Antiproliferative activity of Tamoxifen, Vitamin D3 and their concomitant treatment

Abstract

Breast cancer stands out as the most common cancer type among women throughout the world. Especially for the estrogen receptor alpha (ER α +) positive breast cancer cells Tamoxifen has been widely used as an anti-cancer agent. Tamoxifen’s mechanism of action is through ER. It binds to the receptor and leads to a conformational change which eventually prevents cancer cells proliferation and survival. In our current study, we aimed to investigate the combination of Tamoxifen with Vitamin D₃ to test whether this combination will enhance the anti-cancer effect of Tamoxifen on breast cancer cells in vitro.
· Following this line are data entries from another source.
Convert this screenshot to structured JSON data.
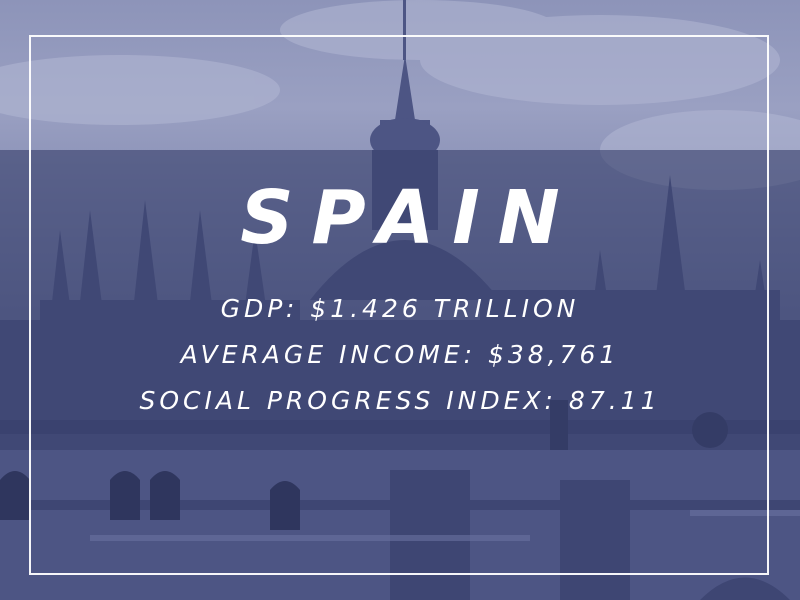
{
  "card": {
    "title": "SPAIN",
    "stats": [
      "GDP: $1.426 TRILLION",
      "AVERAGE INCOME: $38,761",
      "SOCIAL PROGRESS INDEX: 87.11"
    ]
  },
  "colors": {
    "band": "#38406c",
    "frame": "#ffffff",
    "text": "#ffffff",
    "photo_tint": "#6b739e"
  },
  "background": {
    "subject": "cathedral-photo"
  }
}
Vitamin D₃ has sterol structure and this property enables it to act similar to hormones. Vitamin D Receptor (VDR) has been commonly found in different types of cancer cells including but not limited to breast and prostate cancer cells. Through this receptor Vitamin D₃ acts as an anti-proliferative agent. We examined the proliferation rate, apoptosis and necrosis levels as well as cell cycle progression in MCF-7 breast cancer cell line in the presence of Vitamin D₃ and Tamoxifen to compare the changes with the Tamoxifen treated group. Our results suggest that Tamoxifen was a more potent anti-cancer agent than Vitamin D₃ or its combination with Vitamin D₃ based on cell cycle arrest, apoptosis and cell proliferation levels. This effect in the apoptosis rate and cell cycle stage of the MCF-7 cells were in line with the changes in gene expression profile of P53, BAX and BCL-2. Our results suggest that Tamoxifen by itself is adequate enough and more potent than Vitamin D₃ or its combination with Vitamin D₃ as anti-cancer agent for the breast cancer cells in vitro.